Photos: Vincent Ho HarderLee Photography, Dame Evelyn Glennie Chronic Creative
Everybody knows someone who’s been impacted by cancer at some point in their life.
The range of feelings that come alongside that journey will be put into symphonic form in Saskatoon this Saturday during a piece by Calgary composer, Vincent Ho.
The work, called From Darkness to Light: A Spiritual Journey, was inspired by his late friend’s cancer diagnosis nearly ten years ago, but it was propelled by copious amounts of research on the disease and interviews with about a dozen people who had been affected either directly or indirectly.
“The process is for me to understand the research enough to see the humanity behind it,” Ho explains. “From those shared stories, there were a lot of commonalities with what they experienced, and that’s what I wanted to capture in symphonic form.”

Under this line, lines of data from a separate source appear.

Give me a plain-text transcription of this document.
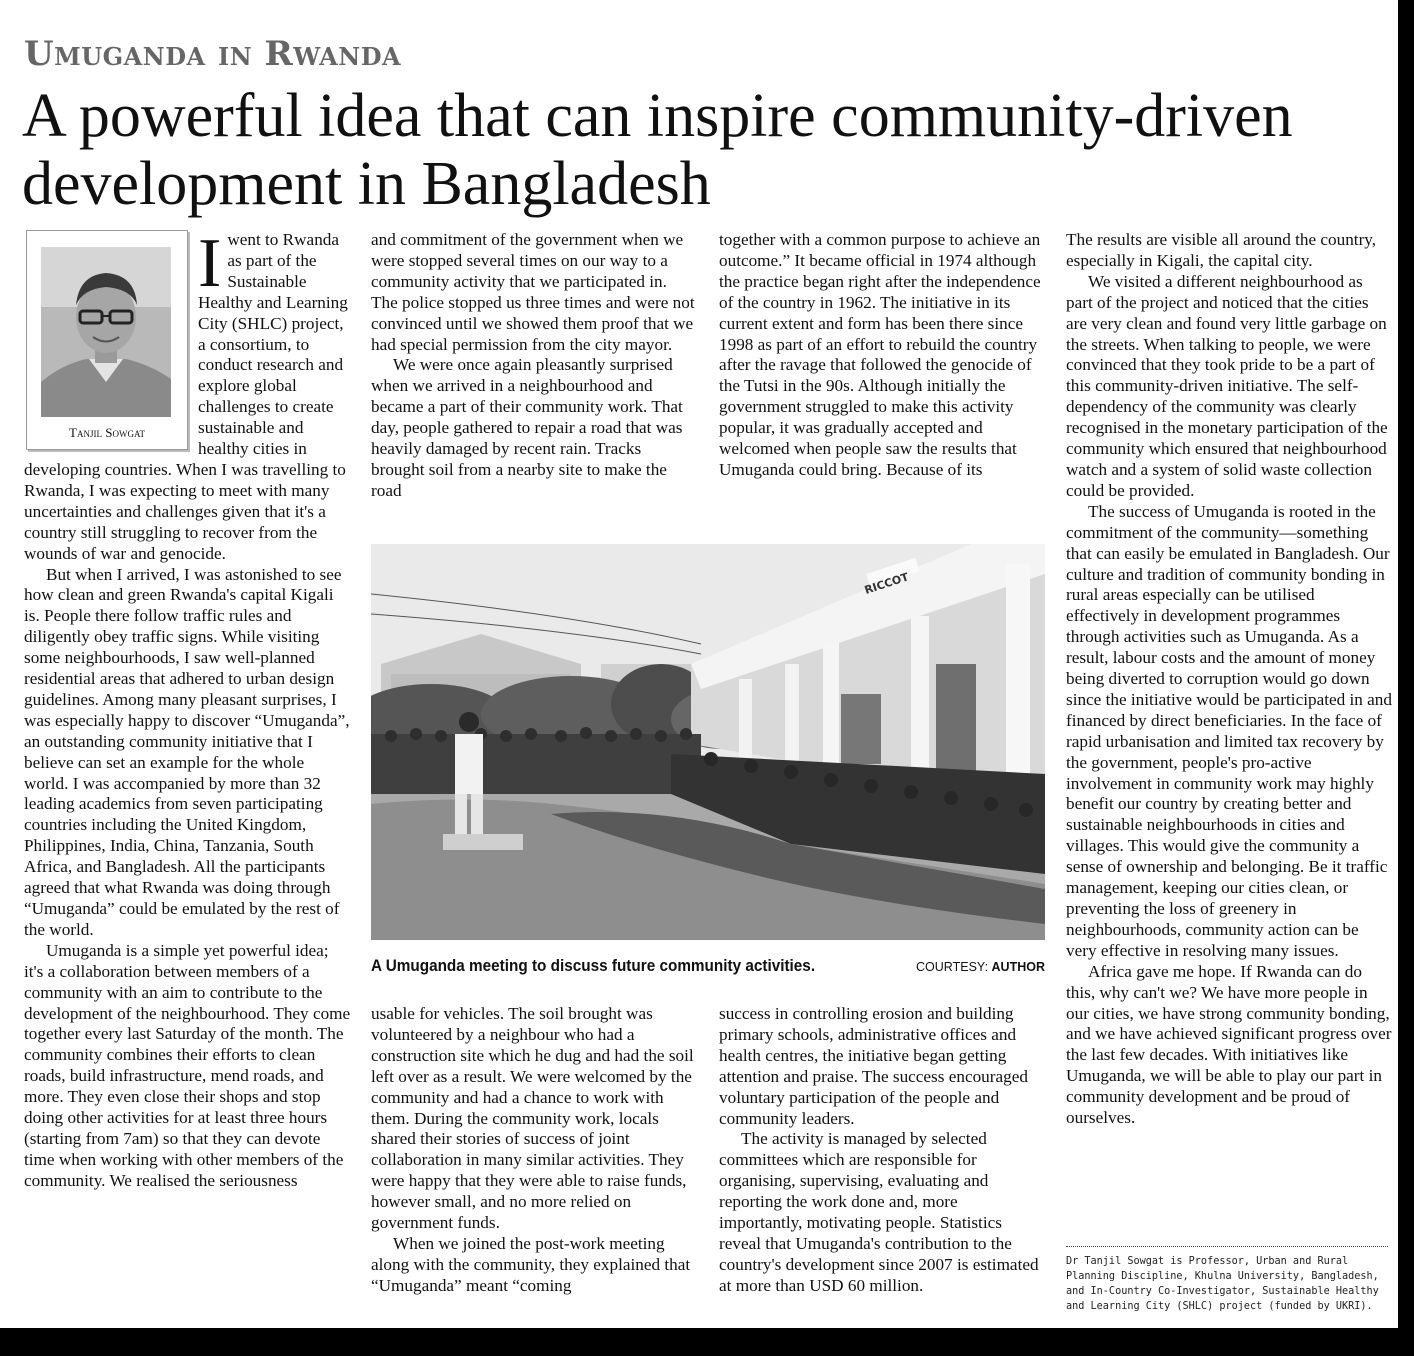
Umuganda in Rwanda
A powerful idea that can inspire community-driven development in Bangladesh
Tanjil Sowgat
I went to Rwanda as part of the Sustainable Healthy and Learning City (SHLC) project, a consortium, to conduct research and explore global challenges to create sustainable and healthy cities in developing countries. When I was travelling to Rwanda, I was expecting to meet with many uncertainties and challenges given that it's a country still struggling to recover from the wounds of war and genocide.

But when I arrived, I was astonished to see how clean and green Rwanda's capital Kigali is. People there follow traffic rules and diligently obey traffic signs. While visiting some neighbourhoods, I saw well-planned residential areas that adhered to urban design guidelines. Among many pleasant surprises, I was especially happy to discover “Umuganda”, an outstanding community initiative that I believe can set an example for the whole world. I was accompanied by more than 32 leading academics from seven participating countries including the United Kingdom, Philippines, India, China, Tanzania, South Africa, and Bangladesh. All the participants agreed that what Rwanda was doing through “Umuganda” could be emulated by the rest of the world.

Umuganda is a simple yet powerful idea; it's a collaboration between members of a community with an aim to contribute to the development of the neighbourhood. They come together every last Saturday of the month. The community combines their efforts to clean roads, build infrastructure, mend roads, and more. They even close their shops and stop doing other activities for at least three hours (starting from 7am) so that they can devote time when working with other members of the community. We realised the seriousness

and commitment of the government when we were stopped several times on our way to a community activity that we participated in. The police stopped us three times and were not convinced until we showed them proof that we had special permission from the city mayor.

We were once again pleasantly surprised when we arrived in a neighbourhood and became a part of their community work. That day, people gathered to repair a road that was heavily damaged by recent rain. Tracks brought soil from a nearby site to make the road

together with a common purpose to achieve an outcome.” It became official in 1974 although the practice began right after the independence of the country in 1962. The initiative in its current extent and form has been there since 1998 as part of an effort to rebuild the country after the ravage that followed the genocide of the Tutsi in the 90s. Although initially the government struggled to make this activity popular, it was gradually accepted and welcomed when people saw the results that Umuganda could bring. Because of its

RICCOT
A Umuganda meeting to discuss future community activities.	COURTESY: AUTHOR

usable for vehicles. The soil brought was volunteered by a neighbour who had a construction site which he dug and had the soil left over as a result. We were welcomed by the community and had a chance to work with them. During the community work, locals shared their stories of success of joint collaboration in many similar activities. They were happy that they were able to raise funds, however small, and no more relied on government funds.

When we joined the post-work meeting along with the community, they explained that “Umuganda” meant “coming

success in controlling erosion and building primary schools, administrative offices and health centres, the initiative began getting attention and praise. The success encouraged voluntary participation of the people and community leaders.

The activity is managed by selected committees which are responsible for organising, supervising, evaluating and reporting the work done and, more importantly, motivating people. Statistics reveal that Umuganda's contribution to the country's development since 2007 is estimated at more than USD 60 million.

The results are visible all around the country, especially in Kigali, the capital city.

We visited a different neighbourhood as part of the project and noticed that the cities are very clean and found very little garbage on the streets. When talking to people, we were convinced that they took pride to be a part of this community-driven initiative. The self-dependency of the community was clearly recognised in the monetary participation of the community which ensured that neighbourhood watch and a system of solid waste collection could be provided.

The success of Umuganda is rooted in the commitment of the community—something that can easily be emulated in Bangladesh. Our culture and tradition of community bonding in rural areas especially can be utilised effectively in development programmes through activities such as Umuganda. As a result, labour costs and the amount of money being diverted to corruption would go down since the initiative would be participated in and financed by direct beneficiaries. In the face of rapid urbanisation and limited tax recovery by the government, people's pro-active involvement in community work may highly benefit our country by creating better and sustainable neighbourhoods in cities and villages. This would give the community a sense of ownership and belonging. Be it traffic management, keeping our cities clean, or preventing the loss of greenery in neighbourhoods, community action can be very effective in resolving many issues.

Africa gave me hope. If Rwanda can do this, why can't we? We have more people in our cities, we have strong community bonding, and we have achieved significant progress over the last few decades. With initiatives like Umuganda, we will be able to play our part in community development and be proud of ourselves.

Dr Tanjil Sowgat is Professor, Urban and Rural Planning Discipline, Khulna University, Bangladesh, and In-Country Co-Investigator, Sustainable Healthy and Learning City (SHLC) project (funded by UKRI).
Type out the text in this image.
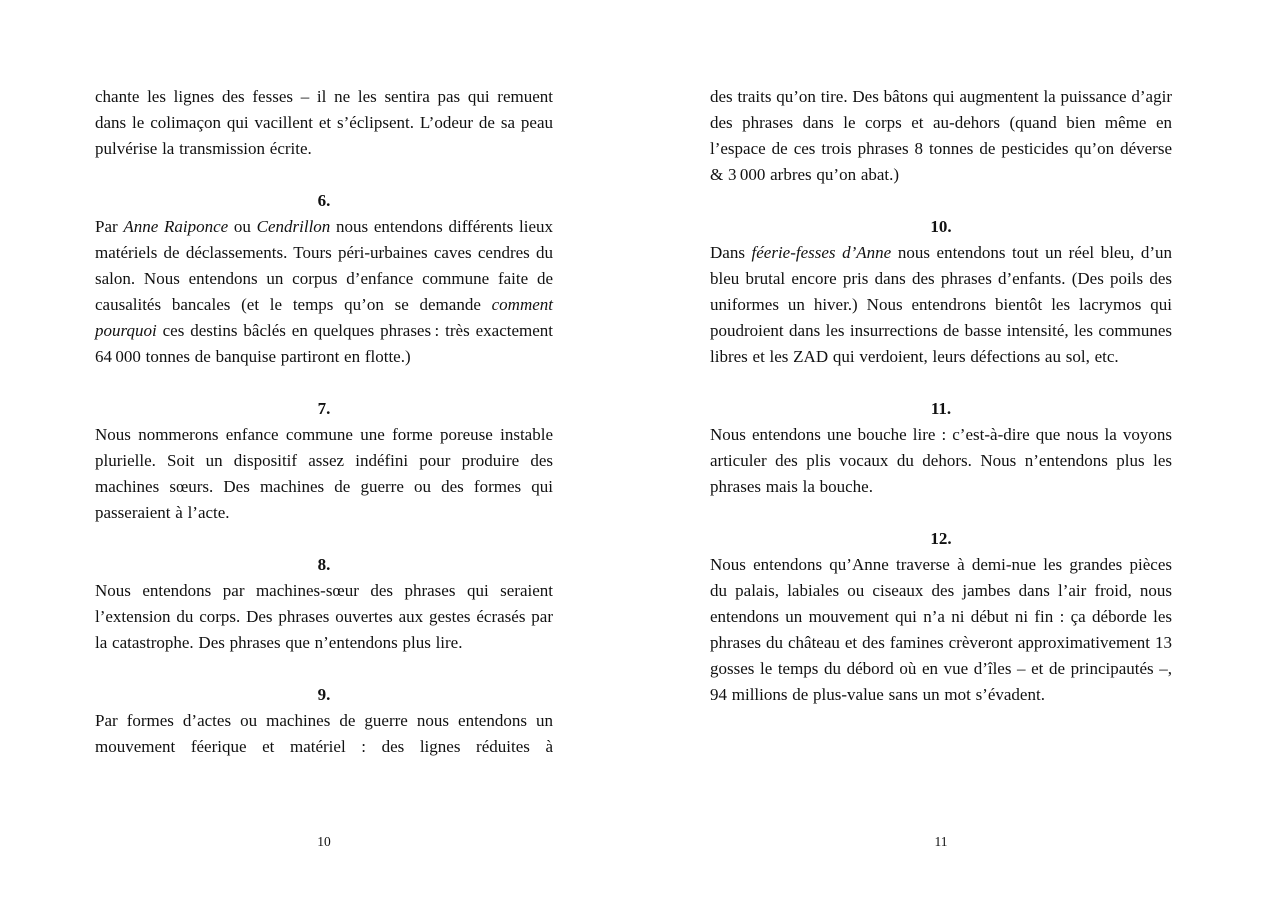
chante les lignes des fesses – il ne les sentira pas qui remuent dans le colimaçon qui vacillent et s’éclipsent. L’odeur de sa peau pulvérise la transmission écrite.

6.

Par Anne Raiponce ou Cendrillon nous entendons différents lieux matériels de déclassements. Tours péri-urbaines caves cendres du salon. Nous entendons un corpus d’enfance commune faite de causalités bancales (et le temps qu’on se demande comment pourquoi ces destins bâclés en quelques phrases : très exactement 64 000 tonnes de banquise partiront en flotte.)

7.

Nous nommerons enfance commune une forme poreuse instable plurielle. Soit un dispositif assez indéfini pour produire des machines sœurs. Des machines de guerre ou des formes qui passeraient à l’acte.

8.

Nous entendons par machines-sœur des phrases qui seraient l’extension du corps. Des phrases ouvertes aux gestes écrasés par la catastrophe. Des phrases que n’entendons plus lire.

9.

Par formes d’actes ou machines de guerre nous entendons un mouvement féerique et matériel : des lignes réduites à

10

des traits qu’on tire. Des bâtons qui augmentent la puissance d’agir des phrases dans le corps et au-dehors (quand bien même en l’espace de ces trois phrases 8 tonnes de pesticides qu’on déverse & 3 000 arbres qu’on abat.)

10.

Dans féerie-fesses d’Anne nous entendons tout un réel bleu, d’un bleu brutal encore pris dans des phrases d’enfants. (Des poils des uniformes un hiver.) Nous entendrons bientôt les lacrymos qui poudroient dans les insurrections de basse intensité, les communes libres et les ZAD qui verdoient, leurs défections au sol, etc.

11.

Nous entendons une bouche lire : c’est-à-dire que nous la voyons articuler des plis vocaux du dehors. Nous n’entendons plus les phrases mais la bouche.

12.

Nous entendons qu’Anne traverse à demi-nue les grandes pièces du palais, labiales ou ciseaux des jambes dans l’air froid, nous entendons un mouvement qui n’a ni début ni fin : ça déborde les phrases du château et des famines crèveront approximativement 13 gosses le temps du débord où en vue d’îles – et de principautés –, 94 millions de plus-value sans un mot s’évadent.

11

Ho explains that the music follows the rollercoaster of emotions that comes with cancer diagnosis, starting with fear and anger, and eventually progressing into hope and acceptance. The piece is being performed as part of a larger production by the Saskatoon Symphony Orchestra called The Space Between.
He will be joined on stage by Dame Evelyn Glennie, who, despite being deaf, is the only person in history to sustain a full-time career as a solo percussionist.
“She manipulates sound and sonic colours in ways that changes our consciousness and how we relate to the world…There’s so much more to sound that most of us in the hearing world can understand.”
This will be her first time in Saskatoon.
“It’s also a concert that celebrates my fiftieth and her sixtieth birthday season, and so this may be the one and only opportunity that people here in Saskatoon will get a chance to hear her perform live with the orchestra,” Ho shared.
The show is at TCU at 7:30. Tickets are available at SaskatoonSymphony.org.